I am struggling a bit with my tables. I am trying to split some variables (using R), but I am having difficulties with one specific column.
My dataset is like this:
test<-data.frame(
Chrom_no=c(1,1,2,3),
Region=c('12..13','22..23','100','34..36'),
Ref=c('AT','CG','A','AAA'),
Alt=c('TA','GA','T','CGG'),
Prob=c(99,98.7,99,99.9))
I want to separate all the regions that are grouped together. So far, I have solved for all the columns, but the 'Region' one:
ref2 <- strsplit(as.character(test$Ref), '')
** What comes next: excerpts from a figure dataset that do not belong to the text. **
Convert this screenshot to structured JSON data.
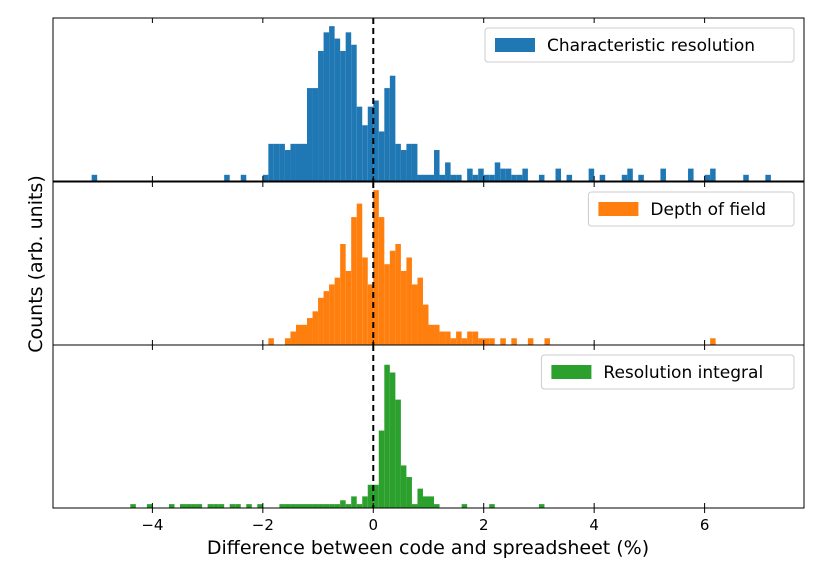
{
  "figure": {
    "xlabel": "Difference between code and spreadsheet (%)",
    "ylabel": "Counts (arb. units)",
    "xlim": [
      -5.8,
      7.8
    ],
    "xticks": [
      -4,
      -2,
      0,
      2,
      4,
      6
    ],
    "xtick_labels": [
      "−4",
      "−2",
      "0",
      "2",
      "4",
      "6"
    ],
    "reference_line_x": 0,
    "reference_line_style": "dashed",
    "bin_width": 0.1
  },
  "chart_data": [
    {
      "type": "bar",
      "series": [
        {
          "name": "Characteristic resolution",
          "color": "#1f77b4"
        }
      ],
      "legend_placement": "top-right",
      "y_ticks_shown": false,
      "ylim": [
        0,
        25
      ],
      "x": [
        -5.1,
        -2.7,
        -2.4,
        -2.0,
        -1.9,
        -1.8,
        -1.7,
        -1.6,
        -1.5,
        -1.4,
        -1.3,
        -1.2,
        -1.1,
        -1.0,
        -0.9,
        -0.8,
        -0.7,
        -0.6,
        -0.5,
        -0.4,
        -0.3,
        -0.2,
        -0.1,
        0.0,
        0.1,
        0.2,
        0.3,
        0.4,
        0.5,
        0.6,
        0.7,
        0.8,
        0.9,
        1.0,
        1.1,
        1.2,
        1.3,
        1.4,
        1.5,
        1.6,
        1.7,
        1.8,
        1.9,
        2.0,
        2.1,
        2.2,
        2.3,
        2.4,
        2.5,
        2.6,
        2.7,
        3.0,
        3.3,
        3.5,
        3.9,
        4.1,
        4.5,
        4.6,
        4.8,
        5.2,
        5.7,
        6.0,
        6.1,
        6.7,
        7.1
      ],
      "values": [
        1,
        1,
        1,
        1,
        6,
        6,
        6,
        5,
        6,
        6,
        6,
        15,
        15,
        21,
        24,
        25,
        23,
        21,
        24,
        22,
        12,
        9,
        12,
        13,
        8,
        15,
        17,
        6,
        5,
        6,
        6,
        1,
        1,
        1,
        5,
        1,
        3,
        1,
        1,
        0,
        2,
        1,
        2,
        1,
        1,
        3,
        2,
        2,
        1,
        1,
        2,
        1,
        2,
        1,
        2,
        1,
        1,
        2,
        1,
        2,
        2,
        1,
        2,
        1,
        1
      ]
    },
    {
      "type": "bar",
      "series": [
        {
          "name": "Depth of field",
          "color": "#ff7f0e"
        }
      ],
      "legend_placement": "top-right",
      "y_ticks_shown": false,
      "ylim": [
        0,
        23
      ],
      "x": [
        -1.9,
        -1.6,
        -1.5,
        -1.4,
        -1.3,
        -1.2,
        -1.1,
        -1.0,
        -0.9,
        -0.8,
        -0.7,
        -0.6,
        -0.5,
        -0.4,
        -0.3,
        -0.2,
        -0.1,
        0.0,
        0.1,
        0.2,
        0.3,
        0.4,
        0.5,
        0.6,
        0.7,
        0.8,
        0.9,
        1.0,
        1.1,
        1.2,
        1.3,
        1.4,
        1.5,
        1.6,
        1.7,
        1.8,
        1.9,
        2.0,
        2.1,
        2.3,
        2.5,
        2.8,
        3.1,
        6.1
      ],
      "values": [
        1,
        1,
        2,
        3,
        3,
        4,
        5,
        7,
        8,
        9,
        10,
        15,
        11,
        19,
        21,
        13,
        9,
        23,
        19,
        12,
        14,
        15,
        11,
        13,
        9,
        10,
        6,
        3,
        3,
        2,
        2,
        1,
        2,
        1,
        2,
        2,
        1,
        1,
        1,
        1,
        1,
        1,
        1,
        1
      ]
    },
    {
      "type": "bar",
      "series": [
        {
          "name": "Resolution integral",
          "color": "#2ca02c"
        }
      ],
      "legend_placement": "top-right",
      "y_ticks_shown": false,
      "ylim": [
        0,
        40
      ],
      "x": [
        -4.4,
        -4.1,
        -3.7,
        -3.5,
        -3.4,
        -3.3,
        -3.2,
        -3.0,
        -2.9,
        -2.8,
        -2.6,
        -2.5,
        -2.3,
        -2.1,
        -1.7,
        -1.6,
        -1.5,
        -1.4,
        -1.3,
        -1.2,
        -1.1,
        -1.0,
        -0.9,
        -0.8,
        -0.7,
        -0.6,
        -0.5,
        -0.4,
        -0.3,
        -0.2,
        -0.1,
        0.0,
        0.1,
        0.2,
        0.3,
        0.4,
        0.5,
        0.6,
        0.7,
        0.8,
        0.9,
        1.0,
        1.1,
        1.6,
        2.1,
        3.0
      ],
      "values": [
        1,
        1,
        1,
        1,
        1,
        1,
        1,
        1,
        1,
        1,
        1,
        1,
        1,
        1,
        1,
        1,
        1,
        1,
        1,
        1,
        1,
        1,
        1,
        1,
        1,
        2,
        1,
        3,
        1,
        3,
        6,
        6,
        20,
        37,
        35,
        28,
        11,
        8,
        1,
        5,
        3,
        3,
        1,
        1,
        1,
        1
      ]
    }
  ]
}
alt2<-strsplit(as.character(test$Alt), '')
test2<-data.frame(
Chrom_no=rep(test$Chrom_no, vapply(ref2, FUN=length, FUN.VALUE=integer(1))),
Region=rep(test$Region, vapply(ref2, FUN=length, FUN.VALUE=integer(1))),
Ref=unlist(ref2),
Alt=unlist(alt2),
Prob=rep(test$Prob, vapply(ref2, FUN=length, FUN.VALUE=integer(1))))
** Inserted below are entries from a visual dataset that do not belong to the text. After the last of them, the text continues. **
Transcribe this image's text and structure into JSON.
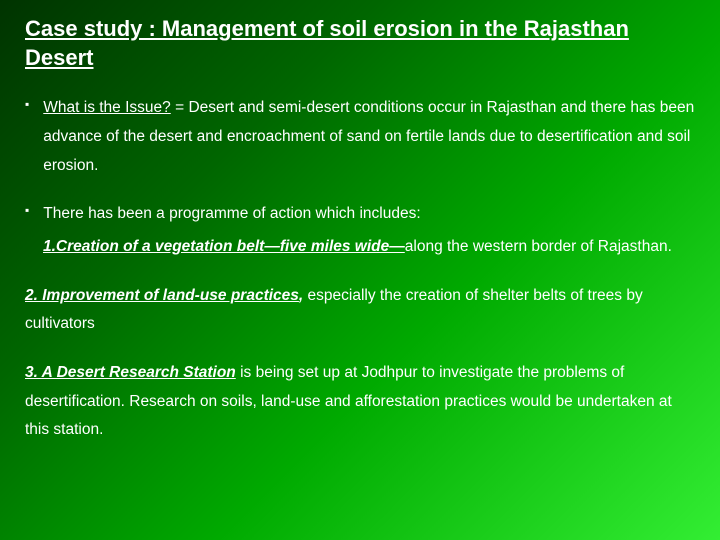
{
  "title": "Case study : Management of soil erosion in the Rajasthan Desert",
  "bullet": "▪",
  "issue_label": "What is the Issue?",
  "issue_text": " = Desert and semi-desert conditions occur in Rajasthan and there has been advance of the desert and encroachment of sand on fertile lands due to desertification and soil erosion.",
  "prog_text": "There has been a  programme of action which includes:",
  "p1_u": "1.Creation of a vegetation belt—five miles wide—",
  "p1_rest": "along  the western border of Rajasthan.",
  "p2_u": "2. Improvement of land-use practices",
  "p2_comma": ", ",
  "p2_rest": "especially the creation of shelter belts of trees by cultivators",
  "p3_u": "3. A Desert Research Station",
  "p3_rest": " is being set up at Jodhpur to investigate the problems of desertification. Research on soils, land-use and afforestation practices would be undertaken at this station.",
  "colors": {
    "text": "#ffffff",
    "bg_start": "#003300",
    "bg_end": "#33ee33"
  }
}
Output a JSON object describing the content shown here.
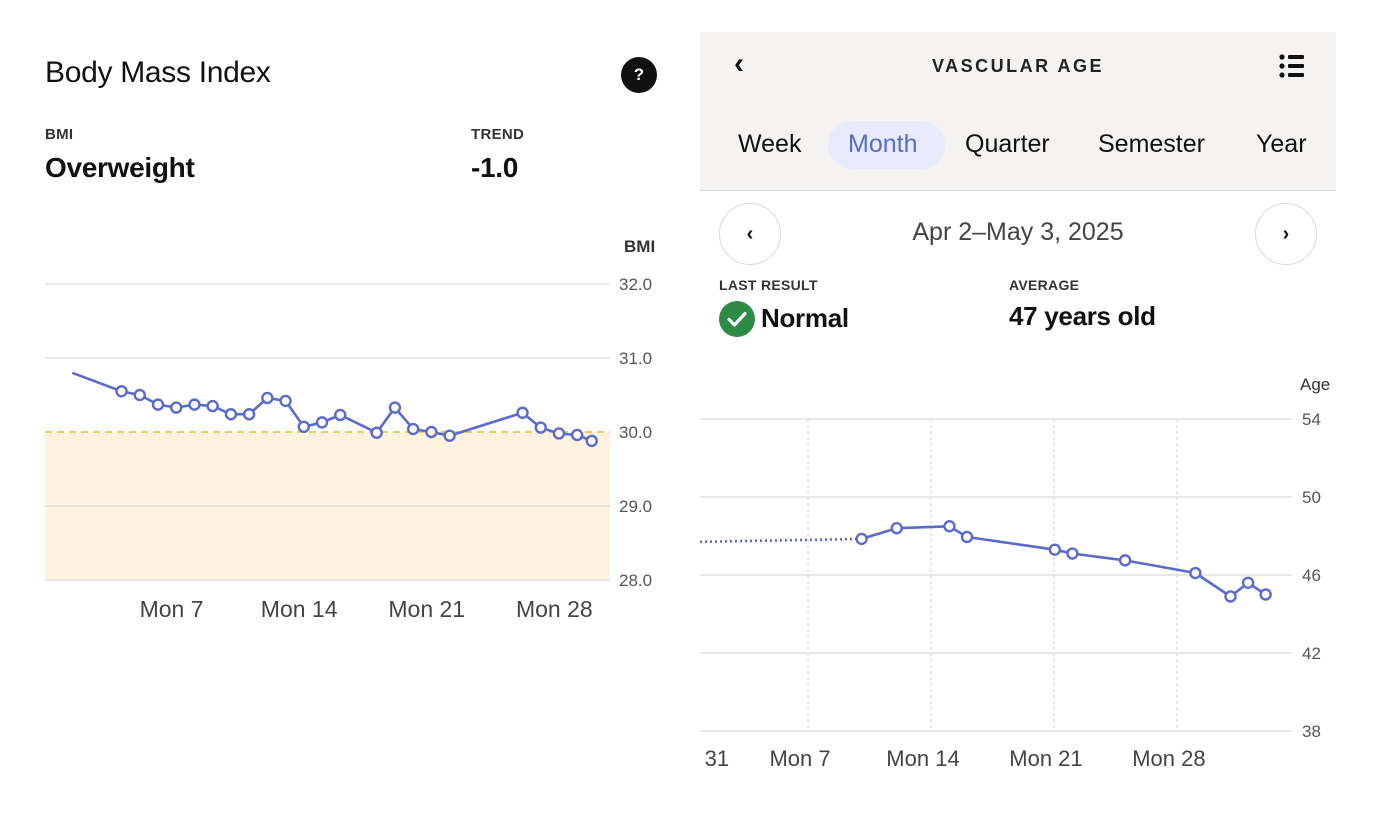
{
  "bmi_panel": {
    "title": "Body Mass Index",
    "help_icon": "?",
    "bmi_label": "BMI",
    "bmi_value": "Overweight",
    "trend_label": "TREND",
    "trend_value": "-1.0"
  },
  "vascular_panel": {
    "title": "VASCULAR AGE",
    "back_icon": "chevron-left-icon",
    "menu_icon": "list-icon",
    "tabs": [
      {
        "label": "Week",
        "active": false
      },
      {
        "label": "Month",
        "active": true
      },
      {
        "label": "Quarter",
        "active": false
      },
      {
        "label": "Semester",
        "active": false
      },
      {
        "label": "Year",
        "active": false
      }
    ],
    "prev_label": "‹",
    "next_label": "›",
    "date_range": "Apr 2–May 3, 2025",
    "last_result_label": "LAST RESULT",
    "last_result_value": "Normal",
    "average_label": "AVERAGE",
    "average_value": "47 years old"
  },
  "colors": {
    "line": "#5a6bcc",
    "overweight_band": "#fdf3df",
    "threshold": "#f5c95c",
    "grid": "#d9d9d9",
    "tab_active_bg": "#e7ebfb",
    "check_green": "#2e8b45"
  },
  "chart_data": [
    {
      "type": "line",
      "title": "Body Mass Index",
      "ylabel": "BMI",
      "ylim": [
        28.0,
        32.0
      ],
      "yticks": [
        "32.0",
        "31.0",
        "30.0",
        "29.0",
        "28.0"
      ],
      "xticks": [
        "Mon 7",
        "Mon 14",
        "Mon 21",
        "Mon 28"
      ],
      "x_unit": "day of month",
      "threshold": 30.0,
      "shaded_region": [
        28.0,
        30.0
      ],
      "grid": true,
      "series": [
        {
          "x": [
            1.5,
            4.2,
            5.2,
            6.2,
            7.2,
            8.2,
            9.2,
            10.2,
            11.2,
            12.2,
            13.2,
            14.2,
            15.2,
            16.2,
            18.2,
            19.2,
            20.2,
            21.2,
            22.2,
            26.2,
            27.2,
            28.2,
            29.2,
            30.0
          ],
          "y": [
            30.8,
            30.55,
            30.5,
            30.37,
            30.33,
            30.37,
            30.35,
            30.24,
            30.24,
            30.46,
            30.42,
            30.07,
            30.13,
            30.23,
            29.99,
            30.33,
            30.04,
            30.0,
            29.95,
            30.26,
            30.06,
            29.98,
            29.96,
            29.88
          ],
          "markers_from_index": 1
        }
      ]
    },
    {
      "type": "line",
      "title": "VASCULAR AGE",
      "ylabel": "Age",
      "ylim": [
        38,
        54
      ],
      "yticks": [
        "54",
        "50",
        "46",
        "42",
        "38"
      ],
      "xticks": [
        "31",
        "Mon 7",
        "Mon 14",
        "Mon 21",
        "Mon 28"
      ],
      "x_unit": "day of month",
      "grid": true,
      "dotted_segment": {
        "x": [
          0.0,
          9.2
        ],
        "y": [
          47.7,
          47.85
        ]
      },
      "series": [
        {
          "x": [
            9.2,
            11.2,
            14.2,
            15.2,
            20.2,
            21.2,
            24.2,
            28.2,
            30.2,
            31.2,
            32.2
          ],
          "y": [
            47.85,
            48.4,
            48.5,
            47.95,
            47.3,
            47.1,
            46.75,
            46.1,
            44.9,
            45.6,
            45.0
          ]
        }
      ]
    }
  ]
}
I don't know how to solve fix that column: e.g. '12..13': 12 should go on the Ref=A and 13 should go in Ref=T (first and second character, respectively). Things get complicated, as some of the columns have 3 characters (and corresponding range: 22..24), some will have more.
How could I solve? I have been looking for a solution in the last couple of days, but I am still not sure how to solve. I apologize if this has already been solved somewhere else.
P.S.: I am aware that in order to strsplit on the 'Region' column I need to use:
'\\..'
as separator.
If I understand your end goal correctly, you can look into using the "data.table" package. With it, you can set up your problem like the following:
library(data.table)
## Change your data.frame to a data.table
DT <- as.data.table(test)
## Convert the relevant columns to be characters instead of factors
DT[, c("Region", "Ref", "Alt") := lapply(.SD, as.character),
.SDcols = c("Region", "Ref", "Alt")]
DT[, list(Chrom_no = rep(Chrom_no, nchar(Ref)), # Expand the Chrom_no
Region = unlist(lapply( # Split Region and use
strsplit(Region, "..", TRUE), # the result to create
function(x) { # the range of values
x <- as.numeric(x) # needed
if (length(x) > 1) seq(x[1], x[2]) else x
})),
Ref = unlist(strsplit(Ref, "")), # Split Ref
Alt = unlist(strsplit(Alt, "")), # Split Alt
Prob = rep(Prob, nchar(Ref)))] # Expand Prob
# Chrom_no Region Ref Alt Prob
# 1: 1 12 A T 99.0
# 2: 1 13 T A 99.0
# 3: 1 22 C G 98.7
# 4: 1 23 G A 98.7
# 5: 2 100 A T 99.0
# 6: 3 34 A C 99.9
# 7: 3 35 A G 99.9
# 8: 3 36 A G 99.9
The above code can probably be streamlined a bit, but I thought this should be enough to get you started.